Segundo a Min. Cármen Lúcia, “o
comportamento exigido pelo art. 265 do Código de Processo Penal para a não
aplicação da multa nele prevista é que o advogado comunique ao juízo antes de
deixar a defesa do réu ou informe a impossibilidade de prática dos atos
processuais que lhe cabem.” (ADI 4398)

O art. 265 do CPP é complementado pelo art. 5º, § 3º da Lei nº
8.906/94 (Estatuto da OAB), de forma que o advogado fica ainda obrigado a
continuar prestando assistência jurídica ao seu cliente durante 10 dias após
avisar que está renunciando ao mandato, salvo se, antes disso, o próprio cliente
já constituir um novo profissional para representá-lo:

Art. 265 (…)

§ 3º O advogado que renunciar ao
mandato continuará, durante os dez dias seguintes à notificação da renúncia, a
representar o mandante, salvo se for substituído antes do término desse prazo.

 

Infração disciplinar

O abandono do processo pode
configurar infração disciplinar, nos termos do art. 34, XI, do Estatuto da OAB:

Art. 34. Constitui infração disciplinar:

(…)

XI – abandonar a causa sem justo motivo
ou antes de decorridos dez dias da comunicação da renúncia;

 

O defensor precisa expor ao
juiz o motivo pelo qual está abandonando o processo?

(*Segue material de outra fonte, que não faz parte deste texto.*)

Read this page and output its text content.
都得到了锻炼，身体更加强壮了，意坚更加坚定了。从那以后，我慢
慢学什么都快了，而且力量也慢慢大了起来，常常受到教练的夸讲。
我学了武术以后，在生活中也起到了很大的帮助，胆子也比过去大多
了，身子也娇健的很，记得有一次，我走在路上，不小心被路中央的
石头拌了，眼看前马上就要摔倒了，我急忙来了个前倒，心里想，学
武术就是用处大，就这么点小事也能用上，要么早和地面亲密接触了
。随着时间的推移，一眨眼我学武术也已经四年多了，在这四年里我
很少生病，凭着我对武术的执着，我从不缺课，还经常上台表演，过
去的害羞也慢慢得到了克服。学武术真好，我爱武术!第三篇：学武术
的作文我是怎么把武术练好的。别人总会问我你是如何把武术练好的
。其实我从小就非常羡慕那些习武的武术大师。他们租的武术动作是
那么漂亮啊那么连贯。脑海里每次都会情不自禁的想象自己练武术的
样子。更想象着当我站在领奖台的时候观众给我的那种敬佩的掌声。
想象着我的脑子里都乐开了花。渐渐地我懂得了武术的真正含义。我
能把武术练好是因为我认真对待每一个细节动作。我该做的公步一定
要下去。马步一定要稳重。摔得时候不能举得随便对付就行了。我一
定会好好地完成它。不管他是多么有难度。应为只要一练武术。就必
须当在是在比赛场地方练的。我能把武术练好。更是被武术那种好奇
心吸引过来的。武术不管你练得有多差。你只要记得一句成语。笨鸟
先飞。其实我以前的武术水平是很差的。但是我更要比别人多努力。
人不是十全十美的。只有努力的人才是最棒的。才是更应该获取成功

SIM. No entanto, não é necessário
entrar em detalhes.

Ex: o advogado pode afirmar que
está deixando o caso por divergências com o réu em relação às estratégias de
defesa. Neste caso, não é preciso que o advogado detalhe quais são essas
divergências.

 

O juiz pode discordar do
motivo exposto?

NÃO. Não existe essa previsão
legal, não devendo o magistrado analisar se o motivo aventado pode, ou não, ser
considerado como “imperioso”.

 

O advogado que deixa de
comunicar previamente o juiz está sujeito a quais consequências?

Ao pagamento de multa, fixada
pelo juiz, em valor que varia de 10 a 100 salários-mínimos.

Vale ressaltar que, além disso, o
advogado pode estar sujeito à eventual punição disciplinar, caso a situação se
enquadre no art. 34, XI, do Estatuto da OAB. Essa sanção disciplinar, contudo,
é aplicada pelo Tribunal de Ética da OAB (e não pelo Poder Judiciário).

 

Imagine que quem abandonou
o processo sem prévia comunicação foi um Defensor Público. Neste caso, a multa
do art. 265 do CPP deverá ser aplicada contra o Defensor Público ou contra a
Defensoria Pública (instituição)?

Contra a Defensoria Pública.

O Defensor Público atua
institucionalmente, não sendo razoável responsabilizá-lo pessoalmente se atuou
em sua condição de agente presentante do órgão da Defensoria Pública.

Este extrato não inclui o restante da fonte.